All this is true for markets as whole, but there are stocks, whose performance seems not to be impacted by broader economic environment. Below can be found a list of 20 US traded stocks that have experienced the largest price growth in this year so far. To exclude extremely volatile movements of penny stocks, we have included only stocks with current price of over 5 USD, and market cap of over USD 50 million. Even though further adjustments could have been made, we wanted to keep the list the most original.
|Turtle Beach Corporation||Technology||Communication Equipment||1109.16%|
|Tandem Diabetes Care, Inc.||Healthcare||Medical Instruments & Supplies||876.69%|
|Differential Brands Group Inc.||Consumer Goods||Textile – Apparel Clothing||457.89%|
|Intelsat S.A.||Technology||Diversified Communication Services||427.43%|
|Arrowhead Pharmaceuticals, Inc.||Healthcare||Biotechnology||330.16%|
|Naked Brand Group Inc.||Consumer Goods||Textile – Apparel Clothing||299.31%|
|BlueLinx Holdings Inc.||Services||Building Materials Wholesale||290.68%|
|Legacy Reserves LP||Basic Materials||Independent Oil & Gas||283.23%|
|Fossil Group, Inc.||Consumer Goods||Textile – Apparel Footwear & Accessories||268.08%|
|Legacy Reserves LP||Basic Materials||Independent Oil & Gas||265.11%|
|AGM Group Holdings Inc.||Technology||Application Software||259.68%|
|Legacy Reserves LP||Basic Materials||Independent Oil & Gas||259.49%|
|Xenon Pharmaceuticals Inc.||Healthcare||Biotechnology||255.75%|
|eGain Corporation||Technology||Business Software & Services||241.90%|
|Innovate Biopharmaceuticals, Inc.||Healthcare||Biotechnology||234.92%|
|Madrigal Pharmaceuticals, Inc.||Healthcare||Biotechnology||226.27%|
|Xerium Technologies, Inc.||Industrial Goods||Diversified Machinery||211.74%|
|Travelzoo||Technology||Internet Information Providers||201.55%|
Clearly, investors with large exposure to these stocks have at least doubled their holdings value and strongly outperformed broader indexes. Question is if there is something that they have in common. Firstly, we can take a look at sectors to which these companies belong.
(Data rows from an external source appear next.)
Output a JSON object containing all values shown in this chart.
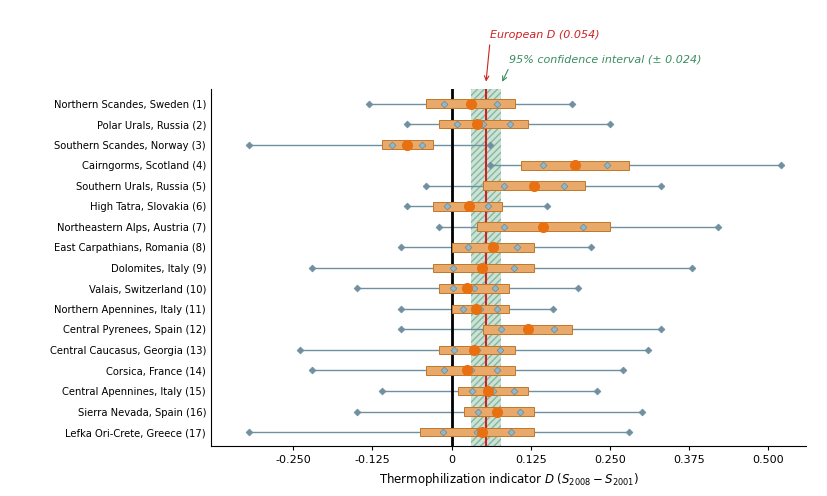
{
  "regions": [
    "Northern Scandes, Sweden (1)",
    "Polar Urals, Russia (2)",
    "Southern Scandes, Norway (3)",
    "Cairngorms, Scotland (4)",
    "Southern Urals, Russia (5)",
    "High Tatra, Slovakia (6)",
    "Northeastern Alps, Austria (7)",
    "East Carpathians, Romania (8)",
    "Dolomites, Italy (9)",
    "Valais, Switzerland (10)",
    "Northern Apennines, Italy (11)",
    "Central Pyrenees, Spain (12)",
    "Central Caucasus, Georgia (13)",
    "Corsica, France (14)",
    "Central Apennines, Italy (15)",
    "Sierra Nevada, Spain (16)",
    "Lefka Ori-Crete, Greece (17)"
  ],
  "mean_D": [
    0.03,
    0.04,
    -0.07,
    0.195,
    0.13,
    0.028,
    0.145,
    0.065,
    0.048,
    0.025,
    0.038,
    0.12,
    0.035,
    0.025,
    0.058,
    0.072,
    0.048
  ],
  "ci_low": [
    -0.13,
    -0.07,
    -0.32,
    0.06,
    -0.04,
    -0.07,
    -0.02,
    -0.08,
    -0.22,
    -0.15,
    -0.08,
    -0.08,
    -0.24,
    -0.22,
    -0.11,
    -0.15,
    -0.32
  ],
  "ci_high": [
    0.19,
    0.25,
    0.06,
    0.52,
    0.33,
    0.15,
    0.42,
    0.22,
    0.38,
    0.2,
    0.16,
    0.33,
    0.31,
    0.27,
    0.23,
    0.3,
    0.28
  ],
  "bar_low": [
    -0.04,
    -0.02,
    -0.11,
    0.11,
    0.05,
    -0.03,
    0.04,
    0.0,
    -0.03,
    -0.02,
    0.0,
    0.05,
    -0.02,
    -0.04,
    0.01,
    0.02,
    -0.05
  ],
  "bar_high": [
    0.1,
    0.12,
    -0.03,
    0.28,
    0.21,
    0.08,
    0.25,
    0.13,
    0.13,
    0.09,
    0.09,
    0.19,
    0.1,
    0.1,
    0.12,
    0.13,
    0.13
  ],
  "european_D": 0.054,
  "european_CI": 0.024,
  "bar_color": "#e8a96a",
  "bar_edge_color": "#c07828",
  "ci_line_color": "#7090a0",
  "dot_color": "#e87010",
  "green_band_color": "#3a8e60",
  "red_line_color": "#cc2222",
  "zero_line_color": "black",
  "xlim": [
    -0.38,
    0.56
  ],
  "xticks": [
    -0.25,
    -0.125,
    0.0,
    0.125,
    0.25,
    0.375,
    0.5
  ],
  "xtick_labels": [
    "-0.250",
    "-0.125",
    "0",
    "0.125",
    "0.250",
    "0.375",
    "0.500"
  ],
  "european_D_label": "European D (0.054)",
  "ci_label": "95% confidence interval (± 0.024)",
  "european_D_color": "#cc2222",
  "ci_text_color": "#3a8e60",
  "xlabel": "Thermophilization indicator D"
}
With 7 out of 20 stocks, healthcare is a clear winner as a sector with the most top performing companies. Success of these stocks usually depends on the results of tests of their drugs, which is almost impossible to predict and therefore picking these stocks is rather a lottery than wise investing. Still, with high risk comes a high reward and potential investors might end up either with hefty profits, or with the substantial losses as well.
Another thing these stocks have in common are high price-to-book value, price-to-cash and price-to-sales valuations. Also, most of these stocks have negative return on assets and equity, but usually high current ratio (measureness of liquidity).
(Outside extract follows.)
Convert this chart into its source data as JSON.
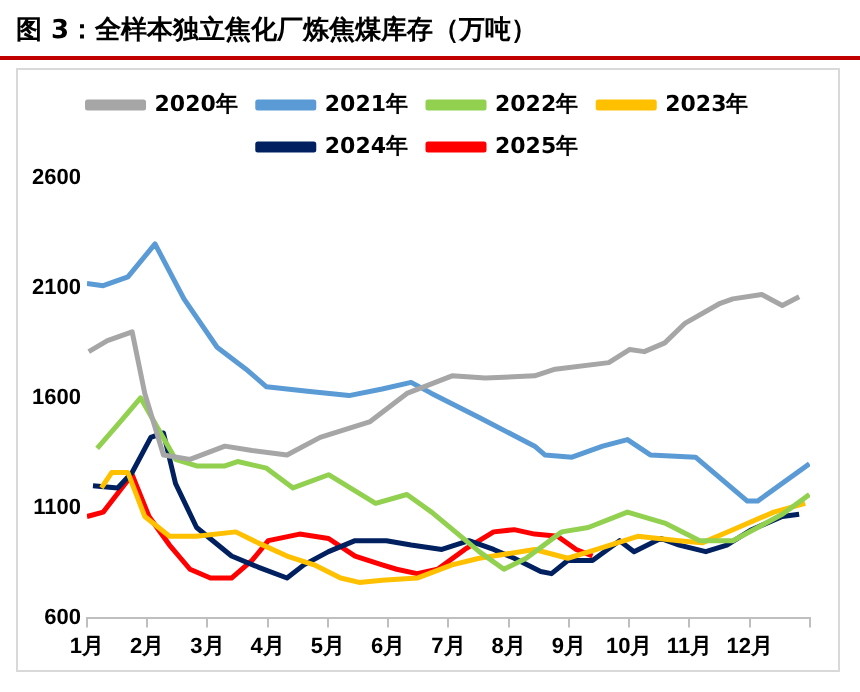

Even though these characteristics can be considered as bad and negative for the future of a company (negative returns, overpriced), performance of these stocks can be related to expected growth in earnings during next years. Although this earnings growth is expected to be strong, if companies will not manage to reach these expectations, their stock prices will most probably fall to previous levels. So investors might want to be satisfied with current returns and decrease their holdings at current prices.
This overview is a great example of how (mostly) non-profitable, highly volatile and fragile companies, whose success often depends on a hardly-predictable outcome, can suddenly become leaders in terms of performance.
Clearly, to reach outstanding returns, one must be ready to take on large risk and be aware that he can end up with large profit just like with substantial losses. This trading should therefore constitute only a fractionate part of the portfolio and is surely not suitable for most of the investors. They would be much better of looking for well established companies or, as Buffett says, if they just put money into a passive index fund.